A materialidade delitiva está delineada nos seguintes elementos: a) Auto de prisão em flagrante (id. 158204582 – fls. 2/3); b) Auto de exibição e apreensão (id. 158204582 – fls. 21/24); c) Laudo pericial nº 330.854/2019 (id. 158204582 – fls. 151/156); e d) Auto de infração e termo de apreensão e guarda fiscal de mercadorias nº 0811000/0231/2019 (id. 158204591 – fls. 25/27).

Já a autoria delitiva e o dolo também são incontestes, na medida em que as provas documentais apresentadas foram corroboradas na oitiva das testemunhas Claudinei Roberto Ferreira dos Santos e Claudio Roberto Nogueira, policiais militares (id. 158204647, 158204648 e 158204649).

A testemunha Claudinei Roberto Ferreira dos Santos disse que na rua existia um veículo estacionado com duas pessoas, sendo que uma empreendeu fuga. O réu teria lhe dito que, em sua residência, tinha cigarros, drogas e dinheiro.

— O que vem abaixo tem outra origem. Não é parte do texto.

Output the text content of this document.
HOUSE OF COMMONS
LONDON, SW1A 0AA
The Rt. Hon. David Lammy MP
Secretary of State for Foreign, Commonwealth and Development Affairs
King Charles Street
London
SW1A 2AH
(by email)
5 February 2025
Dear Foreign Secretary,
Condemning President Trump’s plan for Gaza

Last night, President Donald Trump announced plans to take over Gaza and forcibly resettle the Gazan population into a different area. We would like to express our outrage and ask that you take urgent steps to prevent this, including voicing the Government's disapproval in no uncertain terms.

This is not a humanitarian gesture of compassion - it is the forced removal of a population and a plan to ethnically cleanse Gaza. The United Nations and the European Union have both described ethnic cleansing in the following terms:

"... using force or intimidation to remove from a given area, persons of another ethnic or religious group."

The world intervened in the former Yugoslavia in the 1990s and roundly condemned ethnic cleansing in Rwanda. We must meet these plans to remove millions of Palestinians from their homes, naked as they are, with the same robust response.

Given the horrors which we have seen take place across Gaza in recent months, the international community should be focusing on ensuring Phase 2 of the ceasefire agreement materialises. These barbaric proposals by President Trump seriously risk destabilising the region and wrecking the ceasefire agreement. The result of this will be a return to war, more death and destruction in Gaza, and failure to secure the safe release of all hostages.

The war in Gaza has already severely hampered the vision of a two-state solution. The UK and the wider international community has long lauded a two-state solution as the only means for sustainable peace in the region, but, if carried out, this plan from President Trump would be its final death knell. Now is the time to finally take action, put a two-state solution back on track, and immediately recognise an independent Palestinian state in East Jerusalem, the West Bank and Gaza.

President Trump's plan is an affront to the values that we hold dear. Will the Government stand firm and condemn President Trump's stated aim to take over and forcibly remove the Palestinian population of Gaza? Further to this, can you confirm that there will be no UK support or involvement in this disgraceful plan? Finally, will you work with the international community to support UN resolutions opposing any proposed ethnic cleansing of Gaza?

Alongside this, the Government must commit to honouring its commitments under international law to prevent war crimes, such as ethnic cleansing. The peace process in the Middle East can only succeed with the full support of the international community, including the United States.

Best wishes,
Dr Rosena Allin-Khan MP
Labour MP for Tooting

O local em que encontraram a carga era a residência do réu (id. 158204647).

Já a outra testemunha policial Claudio Roberto Nogueira, que participou da ocorrência dos fatos narrados na denúncia, relatou que estavam em patrulhamento quando encontraram um veículo parado no qual estavam duas pessoas. Um saiu correndo e o outro ficou no automóvel, sendo que ele indicou a sua residência, permitindo a sua entrada. Na casa do réu, eles teriam encontrado drogas, cigarros do Paraguai e dinheiro (id. 158204648 e 158204649).

O réu José Claudinei Vieira, em seu interrogatório judicial (id. 158204650 e 158204651), declarou que os cigarros estavam localizados na sua casa, porém não eram seus e também não possuía o objetivo de venda. Disse que contou para os policiais que as mercadorias estavam em sua residência, porque estava devendo para um traficante.

Dessa forma, de rigor a manutenção da condenação de José Claudinei Vieira pela prática do crime previsto no artigo 334-A, §1º, inciso IV, do Código Penal.

No tocante a dosimetria, verifico que o juízo de primeiro grau procedeu da seguinte forma:

“Passo, assim, à fixação da pena.

No que tange aos antecedentes de JOSÉ CLAUDINEI VIEIRA, observa-se, conforme consta no ID nº 41438948 e ID nº 41440401, a existência de vários inquéritos policiais e ações penais em detrimento do acusado durante os últimos anos. De acordo com a súmula nº 444 do Superior Tribunal de Justiça somente as condenações transitadas em julgado podem ser valoradas em desfavor do acusado.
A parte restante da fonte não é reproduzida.